The semantic layer doesn't support star querying in the same way that SQL does. In order to get all of the fields from a model you instead simply reference the model itself. For instance, if you wanted to get all of the fields from the artifact model, you would do this:

query = oso.semantic.select(
"artifact"
)

This is more useful when combined with a filter. For instance, if you wanted to get all of the fields from the artifact model where the artifact is part of a specific collection, you would do this:

query = oso.semantic.select(
"artifact",
).where(
"collection.name = 'my_collection'",
)

Querying a relationship attribute

While not always useful, it is possible to simply query a relationship attribute. While not always useful on it's own, this can be important to use when reusing queries as the semantic layer will automatically.

query = registry.select(
"project",
["by_collection"],
)
print(query.sql(pretty=True))

The output of this query will look like this:

SELECT
artifact.artifact_id as artifact__by_project
FROM iceberg.oso.artifacts_v1 as artifact

The importance of this query is that assuming that not all projects have artifacts, this query will return all projects that actually have artifacts.
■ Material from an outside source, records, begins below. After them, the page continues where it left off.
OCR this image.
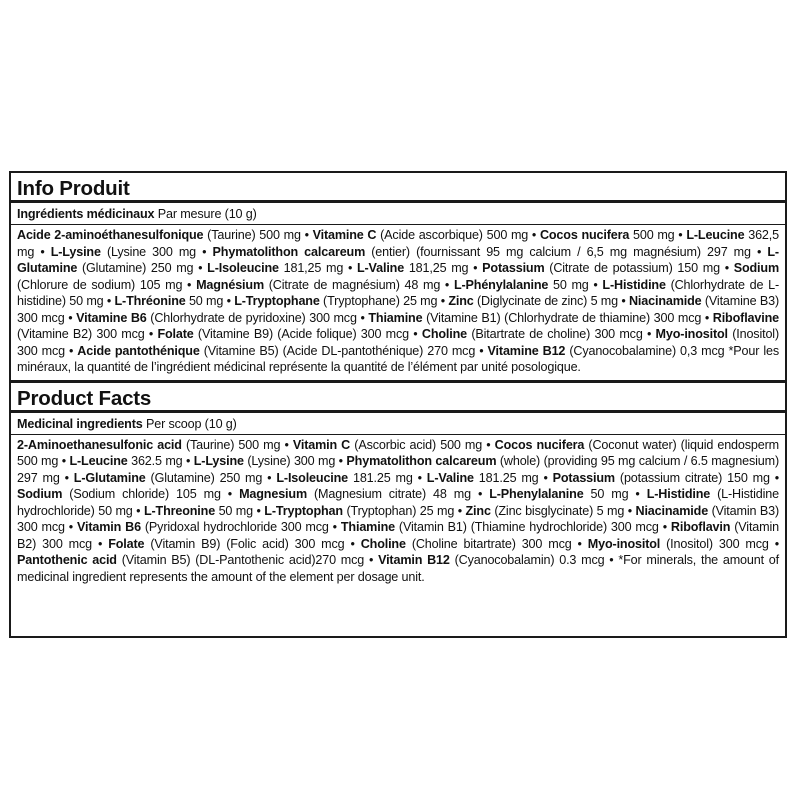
Info Produit
Ingrédients médicinaux Par mesure (10 g)
Acide 2-aminoéthanesulfonique (Taurine) 500 mg • Vitamine C (Acide ascorbique) 500 mg • Cocos nucifera 500 mg • L-Leucine 362,5 mg • L-Lysine (Lysine 300 mg • Phymatolithon calcareum (entier) (fournissant 95 mg calcium / 6,5 mg magnésium) 297 mg • L-Glutamine (Glutamine) 250 mg • L-Isoleucine 181,25 mg • L-Valine 181,25 mg • Potassium (Citrate de potassium) 150 mg • Sodium (Chlorure de sodium) 105 mg • Magnésium (Citrate de magnésium) 48 mg • L-Phénylalanine 50 mg • L-Histidine (Chlorhydrate de L-histidine) 50 mg • L-Thréonine 50 mg • L-Tryptophane (Tryptophane) 25 mg • Zinc (Diglycinate de zinc) 5 mg • Niacinamide (Vitamine B3) 300 mcg • Vitamine B6 (Chlorhydrate de pyridoxine) 300 mcg • Thiamine (Vitamine B1) (Chlorhydrate de thiamine) 300 mcg • Riboflavine (Vitamine B2) 300 mcg • Folate (Vitamine B9) (Acide folique) 300 mcg • Choline (Bitartrate de choline) 300 mcg • Myo-inositol (Inositol) 300 mcg • Acide pantothénique (Vitamine B5) (Acide DL-pantothénique) 270 mcg • Vitamine B12 (Cyanocobalamine) 0,3 mcg *Pour les minéraux, la quantité de l’ingrédient médicinal représente la quantité de l’élément par unité posologique.
Product Facts
Medicinal ingredients Per scoop (10 g)
2-Aminoethanesulfonic acid (Taurine) 500 mg • Vitamin C (Ascorbic acid) 500 mg • Cocos nucifera (Coconut water) (liquid endosperm 500 mg • L-Leucine 362.5 mg • L-Lysine (Lysine) 300 mg • Phymatolithon calcareum (whole) (providing 95 mg calcium / 6.5 magnesium) 297 mg • L-Glutamine (Glutamine) 250 mg • L-Isoleucine 181.25 mg • L-Valine 181.25 mg • Potassium (potassium citrate) 150 mg • Sodium (Sodium chloride) 105 mg • Magnesium (Magnesium citrate) 48 mg • L-Phenylalanine 50 mg • L-Histidine (L-Histidine hydrochloride) 50 mg • L-Threonine 50 mg • L-Tryptophan (Tryptophan) 25 mg • Zinc (Zinc bisglycinate) 5 mg • Niacinamide (Vitamin B3) 300 mcg • Vitamin B6 (Pyridoxal hydrochloride 300 mcg • Thiamine (Vitamin B1) (Thiamine hydrochloride) 300 mcg • Riboflavin (Vitamin B2) 300 mcg • Folate (Vitamin B9) (Folic acid) 300 mcg • Choline (Choline bitartrate) 300 mcg • Myo-inositol (Inositol) 300 mcg • Pantothenic acid (Vitamin B5) (DL-Pantothenic acid)270 mcg • Vitamin B12 (Cyanocobalamin) 0.3 mcg • *For minerals, the amount of medicinal ingredient represents the amount of the element per dosage unit.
When using reusing a query this ensures that the Relationship is maintained and can be used by downstream queries.

Like this:

source_more_than_100_artifacts = registry.select(
"artifact.source as source",
"artifact.by_project as by_project"
).where(
"artifact.count > 100"
)

registry.cte(
"source_more_than_100_artifacts",
source_more_than_100_artifacts
).select(
"source_more_than_100_artifacts.source",
"project.name",
)

This contrived example will produce a result that returns all projects related to artifact source that have more than 100 artifacts.